Und obwohl der Ukraine-Krieg von existenzieller Bedeutung für die Zukunft ganz Europas ist, wird die EU bei der Lösung dieses Konfliktes wohl dadurch keine Rolle spielen. Damit verliert die EU auch an Einfluss darüber, wie eine zukünftige Friedensregelung in Europa aussehen könnte.

Unabhängig davon, wie man die Schuldfrage des Ukraine-Krieges einschätzt, ist das eine unsägliche politische Dummheit, die verhängnisvolle Konsequenzen nicht nur für die Menschen in der Ukraine, sondern eben auch für die Menschen in der EU haben wird.

Dass die Europäische Union auch nach zweieinhalb Jahren eines der brutalsten Kriege auf europäischen Boden mit hunderttausenden an Toten immer noch nicht in der Lage ist, sich von den USA zu emanzipieren und eine eigenständige alternative Friedenspolitik für Europa zu formulieren, wird den europäischen Gedanken, der auf Frieden in Europa fußt, völlig zerstören.
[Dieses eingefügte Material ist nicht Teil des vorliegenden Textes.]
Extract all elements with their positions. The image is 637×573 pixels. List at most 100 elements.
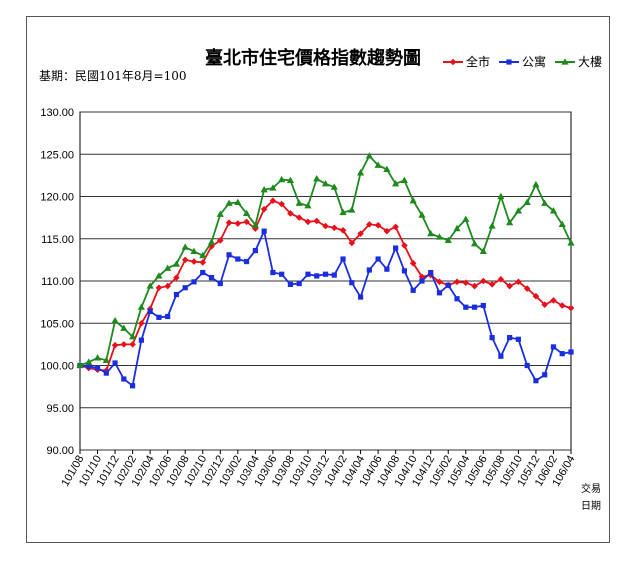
data-point-apartment xyxy=(410,287,416,293)
data-point-all-city xyxy=(567,304,575,312)
data-point-building xyxy=(207,238,216,245)
data-point-building xyxy=(181,243,189,250)
data-point-all-city xyxy=(453,278,461,286)
legend-label-apartment: 公寓 xyxy=(522,54,546,69)
data-point-all-city xyxy=(497,276,505,283)
data-point-all-city xyxy=(164,282,171,290)
chart-title: 臺北市住宅價格指數趨勢圖 xyxy=(205,47,421,69)
data-point-all-city xyxy=(304,218,312,226)
data-point-apartment xyxy=(252,247,258,254)
data-point-apartment xyxy=(130,383,136,389)
data-point-building xyxy=(348,206,356,213)
data-point-apartment xyxy=(147,308,153,315)
data-point-all-city xyxy=(295,214,303,221)
line-chart: 90.00 95.00 100.00 105.00 110.00 115.00 120.00… xyxy=(39,47,602,512)
data-point-building xyxy=(251,221,259,228)
chart-frame: 90.00 95.00 100.00 105.00 110.00 115.00 120.00… xyxy=(26,16,610,543)
data-point-apartment xyxy=(314,273,320,279)
data-point-building xyxy=(129,332,137,340)
data-point-building xyxy=(462,215,470,222)
data-point-building xyxy=(418,211,426,218)
data-point-building xyxy=(190,247,198,255)
data-point-apartment xyxy=(173,291,180,298)
data-point-apartment xyxy=(200,269,206,276)
data-point-building xyxy=(383,165,391,173)
data-point-apartment xyxy=(112,360,118,366)
data-point-apartment xyxy=(296,280,302,287)
data-point-all-city xyxy=(392,223,399,231)
data-point-building xyxy=(523,198,531,206)
data-point-building xyxy=(392,180,400,187)
data-point-building xyxy=(321,180,330,187)
data-point-building xyxy=(479,247,487,255)
data-point-building xyxy=(488,222,496,229)
data-point-all-city xyxy=(357,230,364,237)
y-tick-label: 130.00 xyxy=(40,107,74,119)
data-point-building xyxy=(435,233,444,240)
data-point-apartment xyxy=(191,279,197,285)
data-point-building xyxy=(295,199,303,206)
data-point-all-city xyxy=(173,274,180,281)
data-point-building xyxy=(541,199,549,206)
data-point-apartment xyxy=(463,304,469,310)
data-point-building xyxy=(304,201,312,209)
data-point-apartment xyxy=(559,351,565,357)
data-point-building xyxy=(199,251,207,259)
data-point-all-city xyxy=(111,341,119,349)
data-point-apartment xyxy=(507,335,513,341)
data-point-apartment xyxy=(156,314,162,320)
data-point-all-city xyxy=(181,256,189,264)
data-point-all-city xyxy=(199,259,207,266)
data-point-building xyxy=(506,218,514,226)
data-point-apartment xyxy=(261,228,267,234)
data-point-all-city xyxy=(401,242,408,249)
data-point-all-city xyxy=(462,279,470,286)
data-point-building xyxy=(155,272,163,279)
data-point-building xyxy=(532,180,540,188)
data-point-all-city xyxy=(488,281,496,288)
data-point-building xyxy=(330,183,338,190)
data-point-building xyxy=(453,224,461,232)
data-point-apartment xyxy=(138,337,144,343)
y-axis-ticks: 90.00 95.00 100.00 105.00 110.00 115.00 120.00… xyxy=(40,107,74,457)
data-point-building xyxy=(497,192,505,200)
data-point-apartment xyxy=(419,278,425,284)
y-tick-label: 120.00 xyxy=(40,192,74,204)
y-tick-label: 100.00 xyxy=(40,361,74,373)
data-point-all-city xyxy=(313,217,321,225)
y-tick-label: 110.00 xyxy=(41,276,74,288)
data-point-apartment xyxy=(550,344,557,350)
y-tick-label: 95.00 xyxy=(46,403,74,415)
x-axis-label-line2: 日期 xyxy=(581,500,601,512)
data-point-building xyxy=(85,358,93,365)
data-point-building xyxy=(146,282,154,289)
data-point-building xyxy=(234,198,242,206)
data-point-all-city xyxy=(374,221,382,229)
data-point-all-city xyxy=(155,284,163,292)
data-point-apartment xyxy=(349,280,355,286)
data-point-all-city xyxy=(558,302,566,309)
data-point-building xyxy=(102,356,110,364)
data-point-all-city xyxy=(418,273,426,281)
data-point-apartment xyxy=(270,269,276,276)
data-point-apartment xyxy=(489,335,495,341)
data-point-building xyxy=(76,361,84,369)
data-point-all-city xyxy=(225,219,233,226)
series-line-apartment xyxy=(79,228,572,388)
data-point-apartment xyxy=(235,256,241,262)
data-point-all-city xyxy=(269,197,277,205)
data-point-apartment xyxy=(121,376,127,382)
legend-label-building: 大樓 xyxy=(578,54,602,69)
legend-label-all-city: 全市 xyxy=(466,54,490,69)
data-point-apartment xyxy=(357,294,364,300)
series-apartment xyxy=(77,228,574,389)
data-point-apartment xyxy=(568,349,574,355)
data-point-building xyxy=(172,260,181,267)
data-point-apartment xyxy=(165,313,171,320)
data-point-building xyxy=(427,229,435,237)
y-tick-label: 90.00 xyxy=(46,445,74,457)
data-point-all-city xyxy=(339,227,347,234)
data-point-apartment xyxy=(384,266,390,272)
data-point-apartment xyxy=(542,372,548,378)
data-point-building xyxy=(558,220,566,227)
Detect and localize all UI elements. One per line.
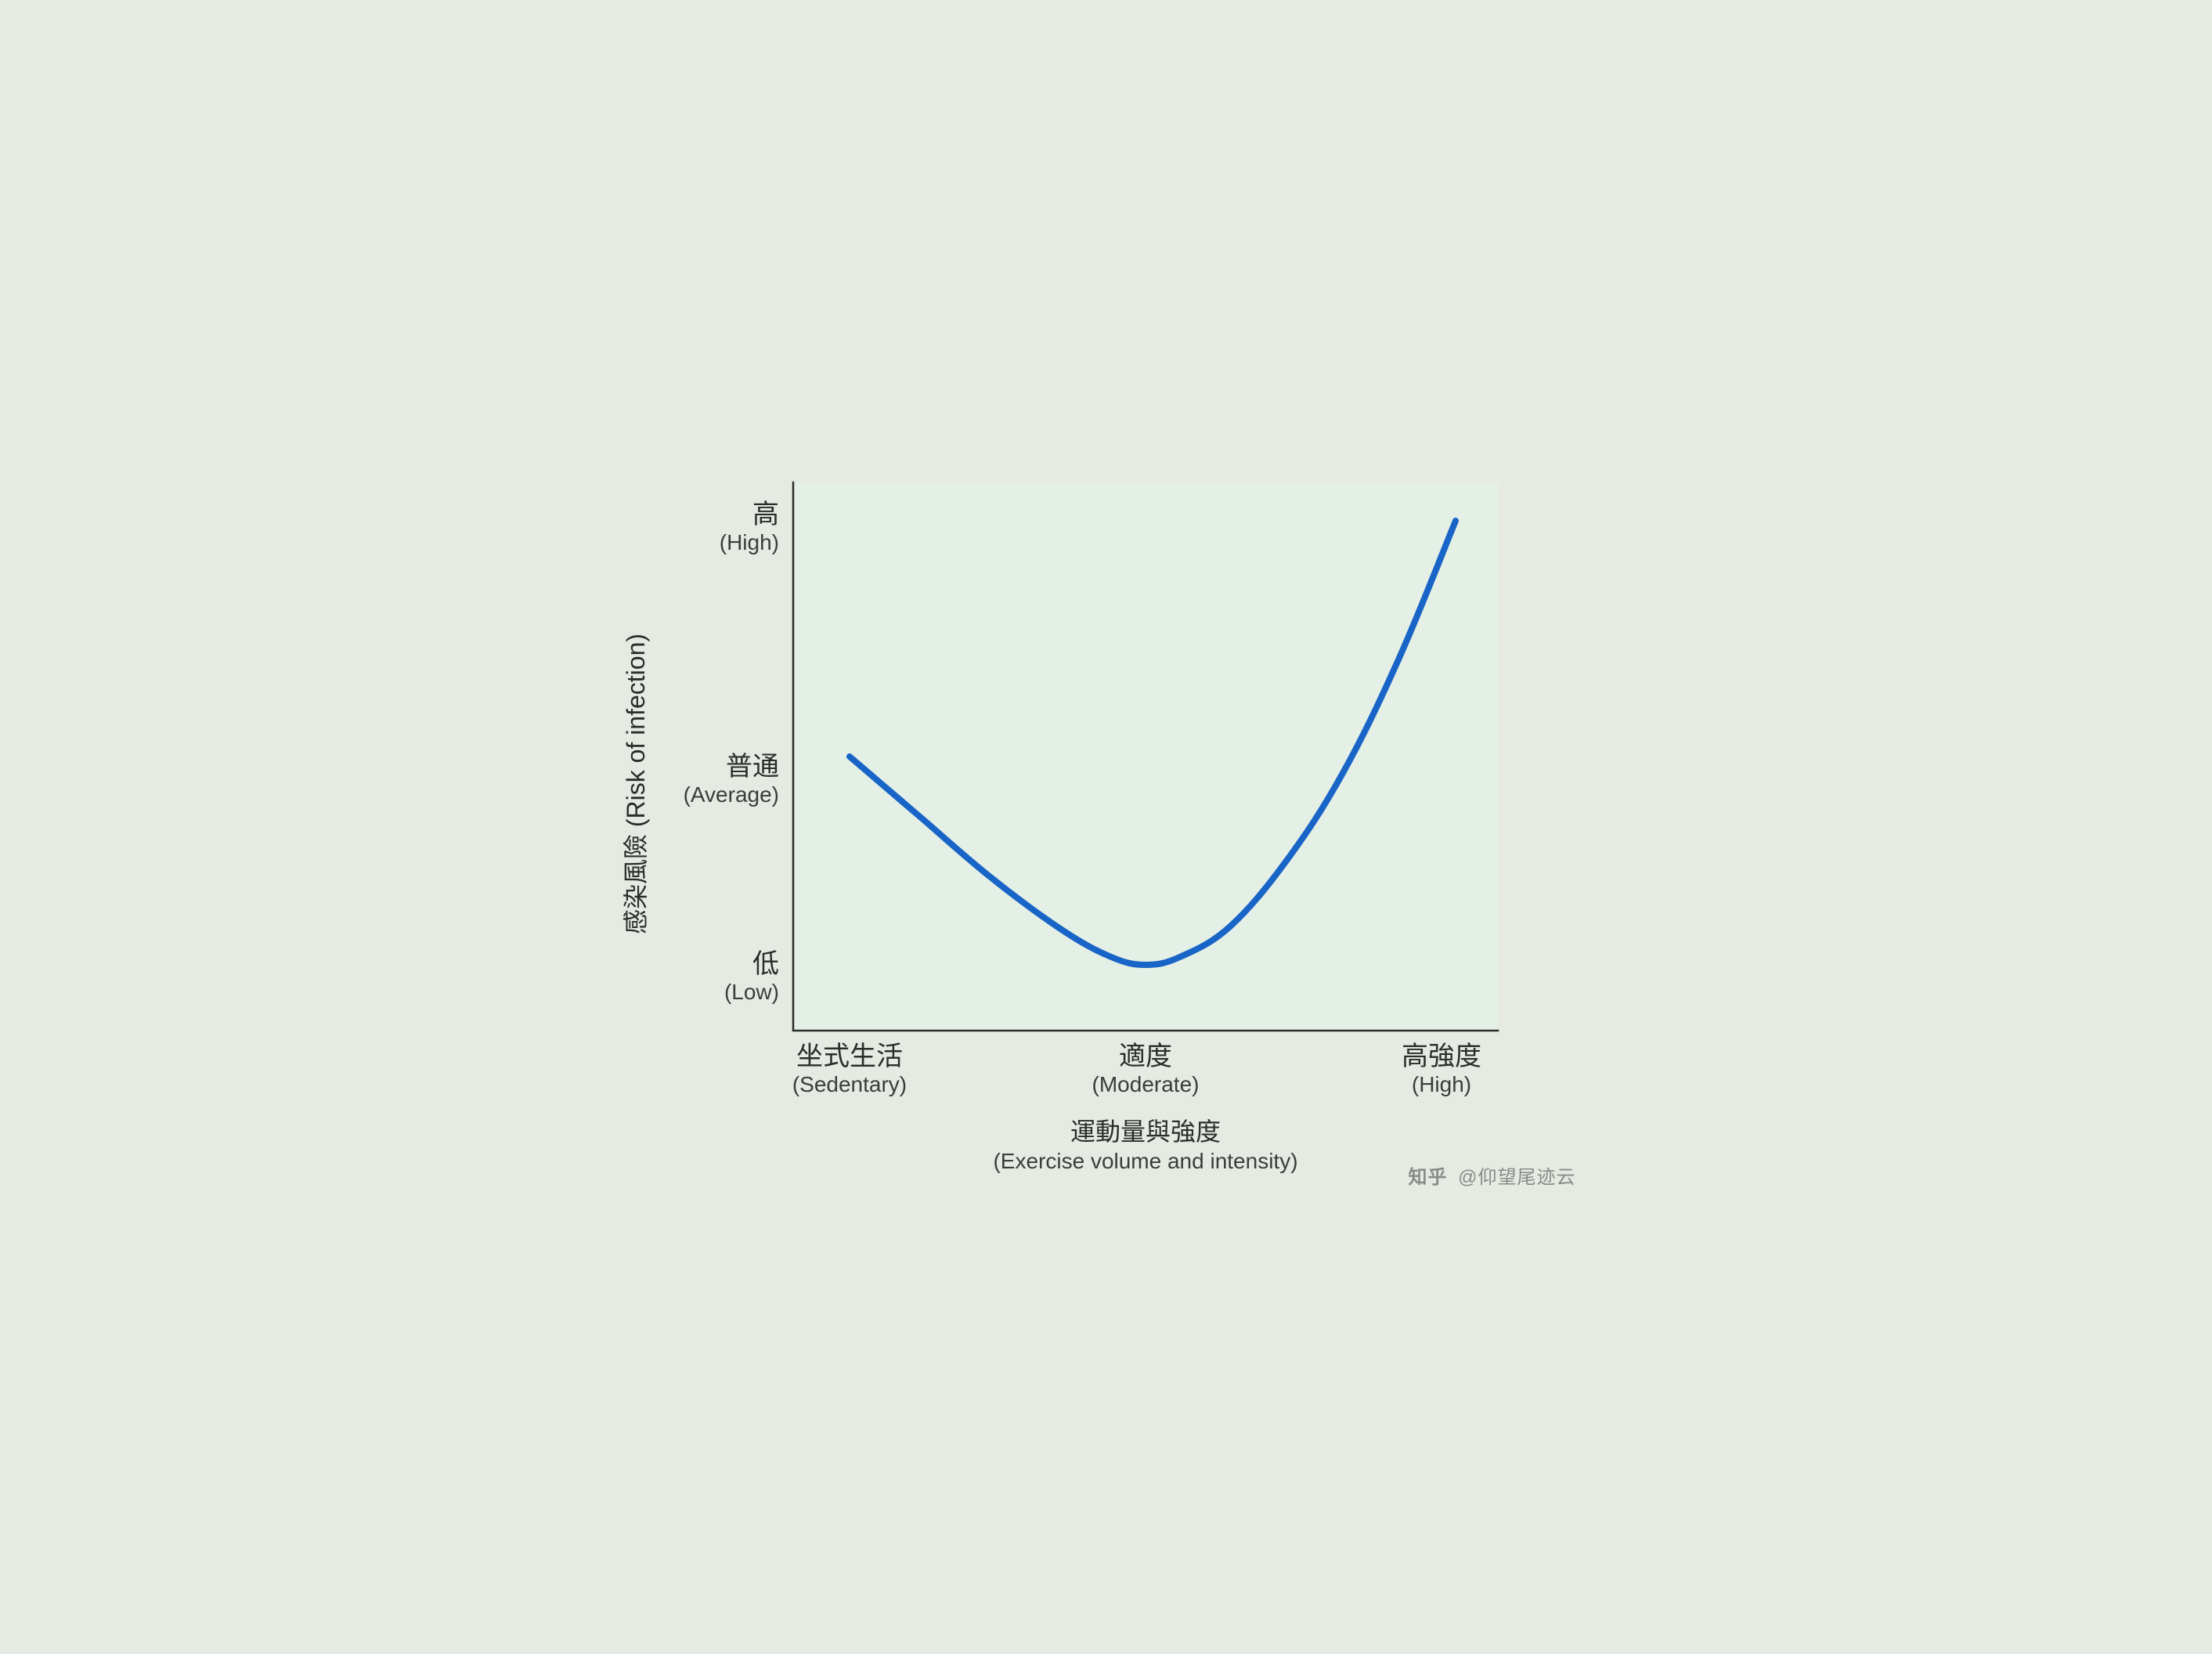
x-tick-label-cn: 坐式生活 [796,1042,903,1071]
x-axis-title-cn: 運動量與強度 [1070,1118,1220,1146]
x-tick-label-cn: 適度 [1119,1042,1172,1071]
y-tick-label-en: (High) [719,530,778,554]
x-tick-label-en: (High) [1411,1072,1470,1096]
y-tick-label-en: (Low) [724,980,778,1004]
y-tick-label-en: (Average) [683,782,778,807]
plot-area [793,482,1498,1031]
x-tick-label-en: (Sedentary) [792,1072,906,1096]
y-axis-title: 感染風險 (Risk of infection) [622,634,650,934]
j-curve-chart: 高(High)普通(Average)低(Low)坐式生活(Sedentary)適… [613,451,1600,1203]
y-tick-label-cn: 低 [752,949,779,979]
y-tick-label-cn: 高 [752,500,779,529]
x-axis-title-en: (Exercise volume and intensity) [993,1149,1297,1173]
x-tick-label-cn: 高強度 [1402,1042,1481,1071]
x-tick-label-en: (Moderate) [1092,1072,1199,1096]
y-tick-label-cn: 普通 [726,752,779,782]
Die Europäische Union könnte so an ihrer martialischen Ukraine Politik zerbrechen.

Michael von der Schulenburg, ehemals Assistant Secretary-General (ASG), arbeitete 34 Jahre für die Vereinten Nation und kurz die OSZE in Führungspositionen in Entwicklungs- und Friedensmissionen in vielen Krisenregionen dieser Welt, u.a. in Afghanistan, Iran, Irak, Pakistan, Haiti, Somalia, Syrien und Sierra Leone (siehe www.michael-von-der-schulenburg.com). Er hat viel zu Fragen von Krieg und Frieden, nicht-staatlichen bewaffneten Akteuren und UN-Reformen publiziert. Er ist heute Mitglied des Europaparlaments für das Bündnis Sahra Wagenknecht.

Ruth Firmenich ist Politikwissenschaftlerin. Sie war 20 Jahre lang Büroleiterin von Sahra Wagenknecht und ist Gründungsmitglied der neuen Partei Bündnis Sahra Wagenknecht. Seit 2024 ist sie Mitglied des Europäischen Parlaments und arbeitet dort gemeinsam mit Michael von der Schulenburg zu Fragen der europäischen Außen- und Sicherheitspolitik.